“Entourage”

Maybe the writers behind “Entourage” sensed change was necessary, because at the very end of this past week’s episode, something new happened: Ari and E find Vince naked and unconscious after a night of drinking and cavorting with the porn star Sasha Grey (playing herself, and badly).  Ingeniously, the episode ends right there (a few beats after a haunting song begins to play).  It seems that the show may have for the first time taken a step in a different direction; a step towards drama.  Will Vince become one of those true Hollywood stories, a promising star laid low by drugs, alcohol, temptation?  More important, will “Entourage” reach for seriousness, maybe even darkness, or will it revert back to its customary weightlessness, which in the past was so fresh and invigorating?

“Entourage” is an unusual show.  It’s primarily about movement; the characters are always going somewhere.  The actors read their lines while walking, running, gesturing.  The show’s signature shot is of Vince and the boys strutting around LA, shooting the shit as passing women gawk, all of it filmed by a retreating steadicam.  That the characters are in constant motion has a lot to do with the show being perhaps the most accurate fictional representation of Hollywood ever dreamed up.  Most movies and books about Hollywood are governed by big themes—madness, greed, vanity, vapidity, desperation, exploitation, and so on—and are less concerned with nailing down the particular reality of the people who work in the movies.  “Sunset Boulevard” is good entertainment but is unconvincing satire (it’s too preposterous, or maybe just too self-conscious); the same applies to “The Player,” which relies on the rather dull-witted notion that Hollywood is peopled by greedy sociopaths.  F. Scott Fitzgerald’s “The Last Tycoon” gets many things right (Fitzgerald’s last act was as a screenwriter), but it’s suffused with the romance and gloom present in all of his work, which in turn might say more about Fitzgerald than the movie business.  By contrast, “Entourage” zeroes in on the daily activity that is Hollywood, and what comes through is that it’s all about The Deal.  Once a deal—for a movie, with a director, with an agent—is struck, it’s on to the next.  The characters are always moving because they have meetings and lunches with directors, writers, producers, agents, and publicists.  It’s instructive that the movies Vince makes are of so little consequence to the show (in the show’s chronology, they are often “filmed” between seasons).  “Entourage” is about the movie business, but it’s not really about movies.

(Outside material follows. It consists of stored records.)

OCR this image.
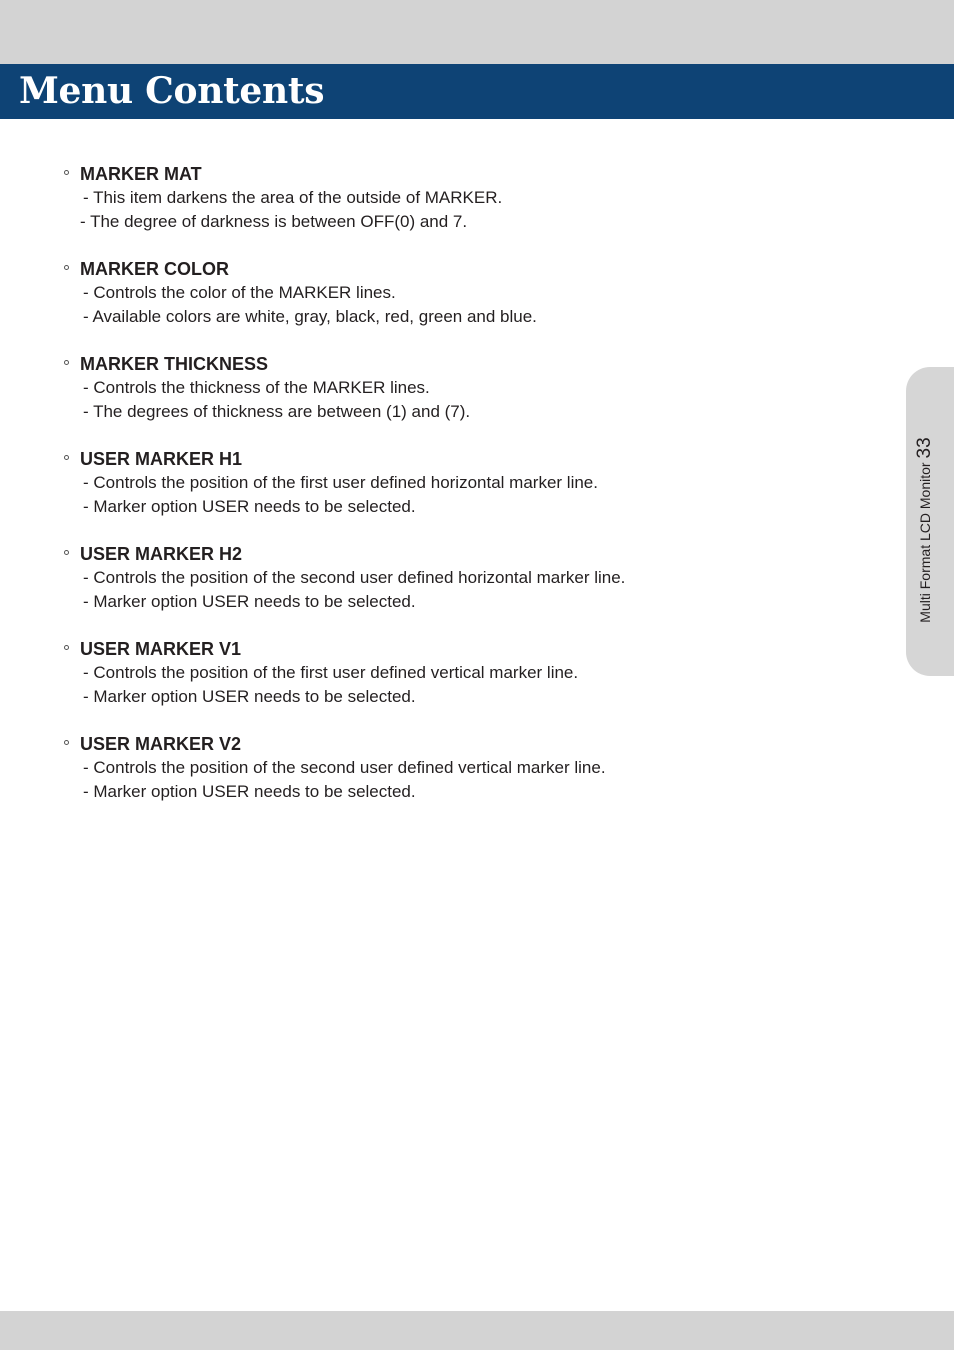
Menu Contents
Multi Format LCD Monitor33
MARKER MAT
- This item darkens the area of the outside of MARKER.
- The degree of darkness is between OFF(0) and 7.
MARKER COLOR
- Controls the color of the MARKER lines.
- Available colors are white, gray, black, red, green and blue.
MARKER THICKNESS
- Controls the thickness of the MARKER lines.
- The degrees of thickness are between (1) and (7).
USER MARKER H1
- Controls the position of the first user defined horizontal marker line.
- Marker option USER needs to be selected.
USER MARKER H2
- Controls the position of the second user defined horizontal marker line.
- Marker option USER needs to be selected.
USER MARKER V1
- Controls the position of the first user defined vertical marker line.
- Marker option USER needs to be selected.
USER MARKER V2
- Controls the position of the second user defined vertical marker line.
- Marker option USER needs to be selected.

In 1973 Joan Didion wrote that Hollywood “makes everyone a gambler.  Its spirit is speedy, obsessive, immaterial.  The action itself is an art form.”  At the end of the third season, Vince sells his house to buy the script for “Medellin.”  Vince is somewhat of a cipher, but what often appears to be nonchalance can alternatively be viewed as a gambler’s self-confidence, a willingness to risk it all (in contrast to the conservative E).  Ari shares this quality: in season two he butts heads with Terrance, his boss, and, instead of acquiescing to the older man’s unfair encroachments, he sets in motion an audacious plan to form a new agency with a trusted number of Terrance’s employees.  He’s found out and fired, but his confidence survives; he starts his own agency, an agency of one, in effect betting on himself.  That bet and many others like it pay off, and in the current season, he’s one the most powerful men in Hollywood.  Didion, like Fitzgerald, worked as a screenwriter in Hollywood, but the eye she brought to bear on the place was more a reporter’s than a novelist’s.  When she wrote that “the action is everything [and is] the true point of the exercise,” she was communicating an axiom about Hollywood, one that “Entourage” demonstrates weekly.

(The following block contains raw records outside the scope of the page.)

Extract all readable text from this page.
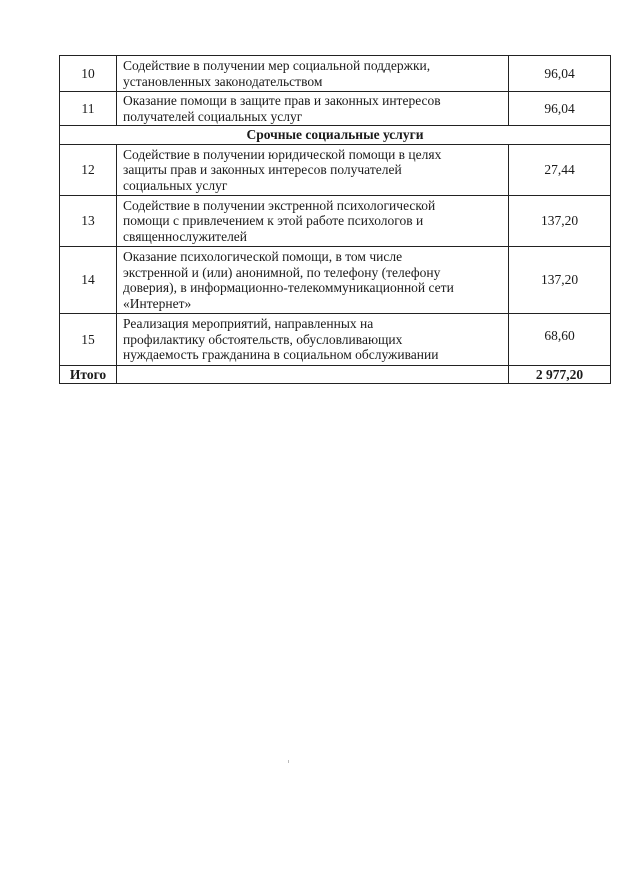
10	Содействие в получении мер социальной поддержки,
установленных законодательством	96,04
11	Оказание помощи в защите прав и законных интересов
получателей социальных услуг	96,04
Срочные социальные услуги		
12	Содействие в получении юридической помощи в целях
защиты прав и законных интересов получателей
социальных услуг	27,44
13	Содействие в получении экстренной психологической
помощи с привлечением к этой работе психологов и
священнослужителей	137,20
14	Оказание психологической помощи, в том числе
экстренной и (или) анонимной, по телефону (телефону
доверия), в информационно-телекоммуникационной сети
«Интернет»	137,20
15	Реализация мероприятий, направленных на
профилактику обстоятельств, обусловливающих
нуждаемость гражданина в социальном обслуживании	68,60
Итого		2 977,20
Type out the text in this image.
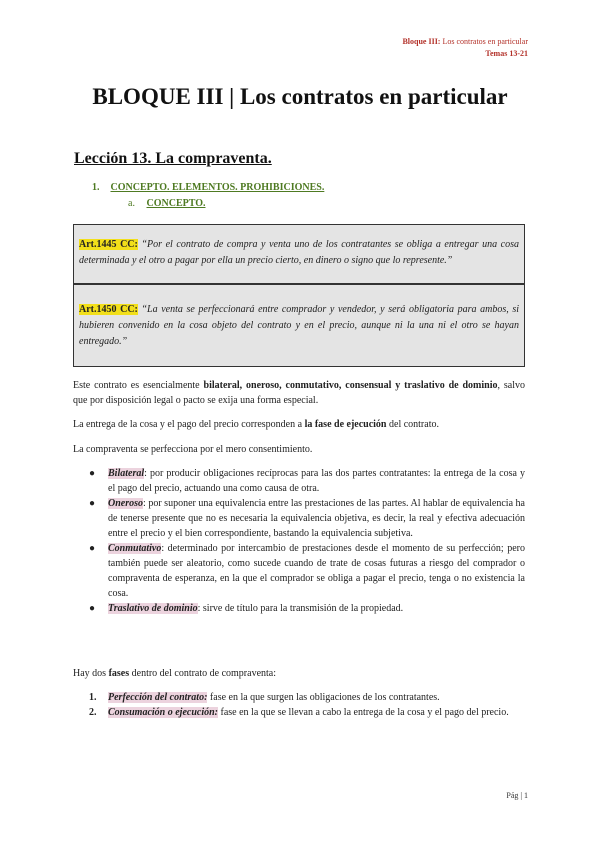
Bloque III: Los contratos en particular
Temas 13-21
BLOQUE III | Los contratos en particular
Lección 13. La compraventa.
1. CONCEPTO. ELEMENTOS. PROHIBICIONES.
a. CONCEPTO.

Art.1445 CC: “Por el contrato de compra y venta uno de los contratantes se obliga a entregar una cosa determinada y el otro a pagar por ella un precio cierto, en dinero o signo que lo represente.”

Art.1450 CC: “La venta se perfeccionará entre comprador y vendedor, y será obligatoria para ambos, si hubieren convenido en la cosa objeto del contrato y en el precio, aunque ni la una ni el otro se hayan entregado.”

Este contrato es esencialmente bilateral, oneroso, conmutativo, consensual y traslativo de dominio, salvo que por disposición legal o pacto se exija una forma especial.

La entrega de la cosa y el pago del precio corresponden a la fase de ejecución del contrato.

La compraventa se perfecciona por el mero consentimiento.

● Bilateral: por producir obligaciones recíprocas para las dos partes contratantes: la entrega de la cosa y el pago del precio, actuando una como causa de otra.
● Oneroso: por suponer una equivalencia entre las prestaciones de las partes. Al hablar de equivalencia ha de tenerse presente que no es necesaria la equivalencia objetiva, es decir, la real y efectiva adecuación entre el precio y el bien correspondiente, bastando la equivalencia subjetiva.
● Conmutativo: determinado por intercambio de prestaciones desde el momento de su perfección; pero también puede ser aleatorio, como sucede cuando de trate de cosas futuras a riesgo del comprador o compraventa de esperanza, en la que el comprador se obliga a pagar el precio, tenga o no existencia la cosa.
● Traslativo de dominio: sirve de título para la transmisión de la propiedad.

Hay dos fases dentro del contrato de compraventa:

1. Perfección del contrato: fase en la que surgen las obligaciones de los contratantes.
2. Consumación o ejecución: fase en la que se llevan a cabo la entrega de la cosa y el pago del precio.
Pág | 1
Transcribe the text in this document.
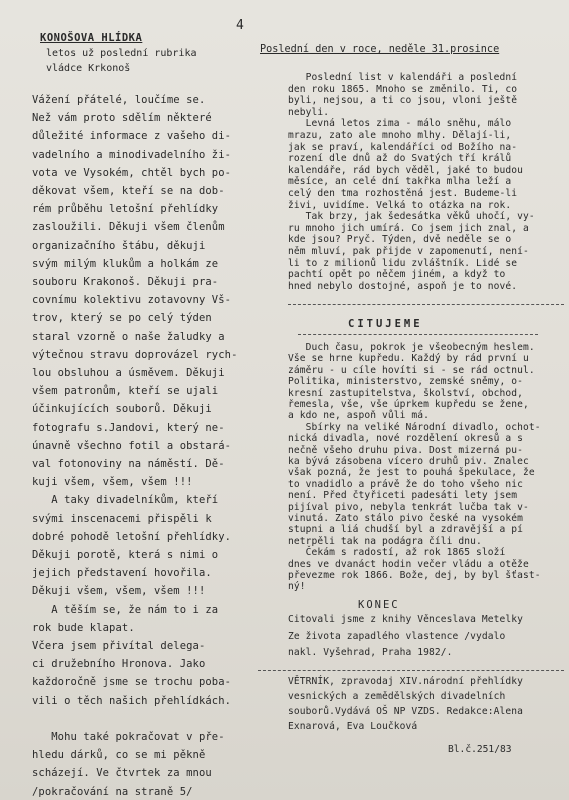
4
KONOŠOVA HLÍDKA
letos už poslední rubrika
vládce Krkonoš
Vážení přátelé, loučíme se.
Než vám proto sdělím některé
důležité informace z vašeho di-
vadelního a minodivadelního ži-
vota ve Vysokém, chtěl bych po-
děkovat všem, kteří se na dob-
rém průběhu letošní přehlídky
zasloužili. Děkuji všem členům
organizačního štábu, děkuji
svým milým klukům a holkám ze
souboru Krakonoš. Děkuji pra-
covnímu kolektivu zotavovny Vš-
trov, který se po celý týden
staral vzorně o naše žaludky a
výtečnou stravu doprovázel rych-
lou obsluhou a úsměvem. Děkuji
všem patronům, kteří se ujali
účinkujících souborů. Děkuji
fotografu s.Jandovi, který ne-
únavně všechno fotil a obstará-
val fotonoviny na náměstí. Dě-
kuji všem, všem, všem !!!
A taky divadelníkům, kteří
svými inscenacemi přispěli k
dobré pohodě letošní přehlídky.
Děkuji porotě, která s nimi o
jejich představení hovořila.
Děkuji všem, všem, všem !!!
A těším se, že nám to i za
rok bude klapat.
Včera jsem přivítal delega-
ci družebního Hronova. Jako
každoročně jsme se trochu poba-
vili o těch našich přehlídkách.
Mohu také pokračovat v pře-
hledu dárků, co se mi pěkně
scházejí. Ve čtvrtek za mnou
/pokračování na straně 5/
Poslední den v roce, neděle 31.prosince
Poslední list v kalendáři a poslední
den roku 1865. Mnoho se změnilo. Ti, co
byli, nejsou, a ti co jsou, vloni ještě
nebyli.
Levná letos zima - málo sněhu, málo
mrazu, zato ale mnoho mlhy. Dělají-li,
jak se praví, kalendáříci od Božího na-
rození dle dnů až do Svatých tří králů
kalendáře, rád bych věděl, jaké to budou
měsíce, an celé dní takřka mlha leží a
celý den tma rozhostěná jest. Budeme-li
živi, uvidíme. Velká to otázka na rok.
Tak brzy, jak šedesátka věků uhočí, vy-
ru mnoho jich umírá. Co jsem jich znal, a
kde jsou? Pryč. Týden, dvě neděle se o
něm mluví, pak přijde v zapomenutí, není-
li to z milionů lidu zvláštník. Lidé se
pachtí opět po něčem jiném, a když to
hned nebylo dostojné, aspoň je to nové.
CITUJEME
Duch času, pokrok je všeobecným heslem.
Vše se hrne kupředu. Každý by rád první u
záměru - u cíle hovíti si - se rád octnul.
Politika, ministerstvo, zemské sněmy, o-
kresní zastupitelstva, školství, obchod,
řemesla, vše, vše úprkem kupředu se žene,
a kdo ne, aspoň vůli má.
Sbírky na veliké Národní divadlo, ochot-
nická divadla, nové rozdělení okresů a s
nečně všeho druhu piva. Dost mizerná pu-
ka bývá zásobena vícero druhů piv. Znalec
však pozná, že jest to pouhá špekulace, že
to vnadidlo a právě že do toho všeho nic
není. Před čtyřiceti padesáti lety jsem
pijíval pivo, nebyla tenkrát lučba tak v-
vinutá. Zato stálo pivo české na vysokém
stupni a liá chudší byl a zdravější a pí
netrpěli tak na podágra číli dnu.
Čekám s radostí, až rok 1865 složí
dnes ve dvanáct hodin večer vládu a otěže
převezme rok 1866. Bože, dej, by byl šťast-
ný!
KONEC
Citovali jsme z knihy Věnceslava Metelky
Ze života zapadlého vlastence /vydalo
nakl. Vyšehrad, Praha 1982/.
VĚTRNÍK, zpravodaj XIV.národní přehlídky
vesnických a zemědělských divadelních
souborů.Vydává OŠ NP VZDS. Redakce:Alena
Exnarová, Eva Loučková
Bl.č.251/83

Certainly, the show owes much of its accuracy to the fact that it’s based on the careers and experiences of Mark Wahlberg and Ari Emmanuel.  But that only explains so much; after all, “Sunset Boulevard’s” Norma Desmond was based on a silent film star named Norma Talmadge, the writer of “The Player” is the son of a studio executive and a director of movies himself, and Fitzgerald’s Monroe Star is a thinly-fictionalized portrait of Irving Thalberg.  Or to be blunter: Billy Wilder and Robert Altman were Hollywood insiders to a far greater degree than “Entourage” creators Wahlberg and Doug Ellin (who has, unusually, written or co-written the vast majority of episodes) could ever dream of becoming.  But Wilder and Altman and Fitzgerald could not escape the traditional Hollywood themes, or were entranced by them.  Wahlberg and Ellin, in creating a show free of heavy themes, have, probably by design, created the most faithful Hollywood story yet.  Vince may or may not be entirely healthy in the next episode, but the show will undoubtedly forgo any thematic darkness, and remain weightless.  Vince will not end up a lonely addict, and he won’t hurt himself or anyone else in a fit of drunkenness and self-loathing.  The worst he has to fear is a short stint in rehab.  And if on the whole “Entourage” feels well past its sell-by date, maybe that’s because Hollywood becomes boring to those who tire of the meetings and lunches and deal-making, the action that never ends.